Endocrine Abstracts

Introduction: In patients with Graves’ disease, uncontrolled thyrotoxicosis causes liver dysfunction in 37 to 78% of cases. This is commonly revealed by abnormal elevation of liver enzymes including hepatic cytolysis and cholestasis. The aim of the present study was to determine the prevalence of liver dysfunction and its associated factors in patients with Graves’ disease.

Methods: This was a monocentric retrospective study including 108 patients with hyperthyroidism secondary to Graves’ disease. Patients with previous history of liver diseases were excluded. Baseline clinical and biological data were collected.

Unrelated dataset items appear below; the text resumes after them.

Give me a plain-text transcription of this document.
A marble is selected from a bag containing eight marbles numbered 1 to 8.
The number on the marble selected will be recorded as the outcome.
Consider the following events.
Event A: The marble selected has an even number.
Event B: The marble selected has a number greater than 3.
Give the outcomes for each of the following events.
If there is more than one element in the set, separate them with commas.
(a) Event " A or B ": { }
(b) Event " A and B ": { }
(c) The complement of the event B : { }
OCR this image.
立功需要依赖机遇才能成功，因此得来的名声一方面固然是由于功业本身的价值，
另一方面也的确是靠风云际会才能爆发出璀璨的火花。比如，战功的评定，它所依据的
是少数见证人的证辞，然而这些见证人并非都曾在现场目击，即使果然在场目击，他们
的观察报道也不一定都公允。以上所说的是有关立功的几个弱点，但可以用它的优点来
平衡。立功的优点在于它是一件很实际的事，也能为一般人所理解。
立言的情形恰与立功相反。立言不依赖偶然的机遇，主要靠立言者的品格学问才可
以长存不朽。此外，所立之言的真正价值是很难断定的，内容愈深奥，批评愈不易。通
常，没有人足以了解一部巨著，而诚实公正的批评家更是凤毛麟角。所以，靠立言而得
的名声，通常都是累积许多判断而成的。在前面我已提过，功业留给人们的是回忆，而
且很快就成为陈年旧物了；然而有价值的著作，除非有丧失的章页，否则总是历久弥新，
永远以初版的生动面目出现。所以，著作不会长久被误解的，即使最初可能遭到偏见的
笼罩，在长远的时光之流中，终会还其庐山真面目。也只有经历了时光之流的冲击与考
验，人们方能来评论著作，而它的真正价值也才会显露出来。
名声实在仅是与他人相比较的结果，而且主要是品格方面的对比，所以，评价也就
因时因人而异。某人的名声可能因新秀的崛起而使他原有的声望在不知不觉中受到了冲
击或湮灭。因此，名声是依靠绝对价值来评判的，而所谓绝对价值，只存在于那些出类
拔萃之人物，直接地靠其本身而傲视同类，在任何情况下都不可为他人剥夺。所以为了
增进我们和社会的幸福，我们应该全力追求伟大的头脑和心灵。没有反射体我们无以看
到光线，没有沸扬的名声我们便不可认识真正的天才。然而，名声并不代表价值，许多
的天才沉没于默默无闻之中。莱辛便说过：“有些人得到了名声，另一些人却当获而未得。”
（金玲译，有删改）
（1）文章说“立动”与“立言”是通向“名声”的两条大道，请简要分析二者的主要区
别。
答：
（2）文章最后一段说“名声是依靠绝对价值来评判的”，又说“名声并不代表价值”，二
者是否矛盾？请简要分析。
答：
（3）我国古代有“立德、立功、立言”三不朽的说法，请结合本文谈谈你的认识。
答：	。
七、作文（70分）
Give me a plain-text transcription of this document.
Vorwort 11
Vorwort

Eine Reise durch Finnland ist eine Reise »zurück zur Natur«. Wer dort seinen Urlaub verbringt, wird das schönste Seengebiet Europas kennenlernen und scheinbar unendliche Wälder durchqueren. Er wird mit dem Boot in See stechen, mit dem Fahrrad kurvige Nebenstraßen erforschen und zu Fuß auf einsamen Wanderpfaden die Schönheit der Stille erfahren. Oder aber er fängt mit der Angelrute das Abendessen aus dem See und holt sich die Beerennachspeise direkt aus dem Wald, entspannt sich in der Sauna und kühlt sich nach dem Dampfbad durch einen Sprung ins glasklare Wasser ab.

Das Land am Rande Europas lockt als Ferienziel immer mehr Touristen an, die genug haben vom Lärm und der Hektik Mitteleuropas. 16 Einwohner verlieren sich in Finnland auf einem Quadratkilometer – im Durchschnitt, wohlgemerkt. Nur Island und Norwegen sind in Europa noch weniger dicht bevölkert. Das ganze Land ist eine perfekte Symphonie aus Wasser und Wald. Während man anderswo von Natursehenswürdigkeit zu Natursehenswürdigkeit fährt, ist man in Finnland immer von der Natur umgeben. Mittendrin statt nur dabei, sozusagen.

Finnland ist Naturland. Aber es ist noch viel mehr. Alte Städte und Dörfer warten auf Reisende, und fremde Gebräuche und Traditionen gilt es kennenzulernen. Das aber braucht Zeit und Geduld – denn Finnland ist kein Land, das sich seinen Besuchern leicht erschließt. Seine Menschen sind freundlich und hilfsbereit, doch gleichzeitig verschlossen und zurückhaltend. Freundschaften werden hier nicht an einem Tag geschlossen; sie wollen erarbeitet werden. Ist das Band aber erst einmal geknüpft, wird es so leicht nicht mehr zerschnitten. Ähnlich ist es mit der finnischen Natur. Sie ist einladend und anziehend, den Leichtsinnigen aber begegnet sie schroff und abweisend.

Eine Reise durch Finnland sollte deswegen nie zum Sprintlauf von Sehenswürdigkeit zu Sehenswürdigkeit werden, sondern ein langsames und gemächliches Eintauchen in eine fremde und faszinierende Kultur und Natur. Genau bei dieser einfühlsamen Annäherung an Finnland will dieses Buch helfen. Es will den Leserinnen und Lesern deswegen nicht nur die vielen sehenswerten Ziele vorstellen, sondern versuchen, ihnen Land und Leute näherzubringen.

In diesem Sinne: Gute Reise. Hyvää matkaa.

Results: The mean age at the diagnosis of Graves’ disease was 45.9 ± 13.9 with a sex-ratio (F/M) of 1.9. Biochemical investigations revealed hepatic cytolysis and cholestasis in 20.6 and 33.3% of cases, respectively. The elevation of alkaline phosphatase was the most common abnormality (26.7 %). FT4 level (P<0.001), creatinine clearance (P=0.036) and transaminase levels (P<0.001) were significantly higher in patients with cholestasis compared with those without cholestasis. Moreover, male gender (Or=1.7, P=0.045), smoking (Or=4.0, P=0.002), and regular alcohol consumption (Or=5.6, P=0.027) were associated to cholestasis. Alcohol consumption (P=0.013) was also associated with an increased risk of cytolysis. Patients with hepatic cytolysis had higher levels of FT4 (P=0.044), alkaline phosphatase levels (P=0.019) and GGT levels (P<0.001) than those without cytolysis.

Conclusions: Graves’ disease is associated with a considerable risk of liver dysfunction. The present study showed that gender, smoking alcohol consumption and the severity of hyperthyroidism significantly interfere with liver dysfunction.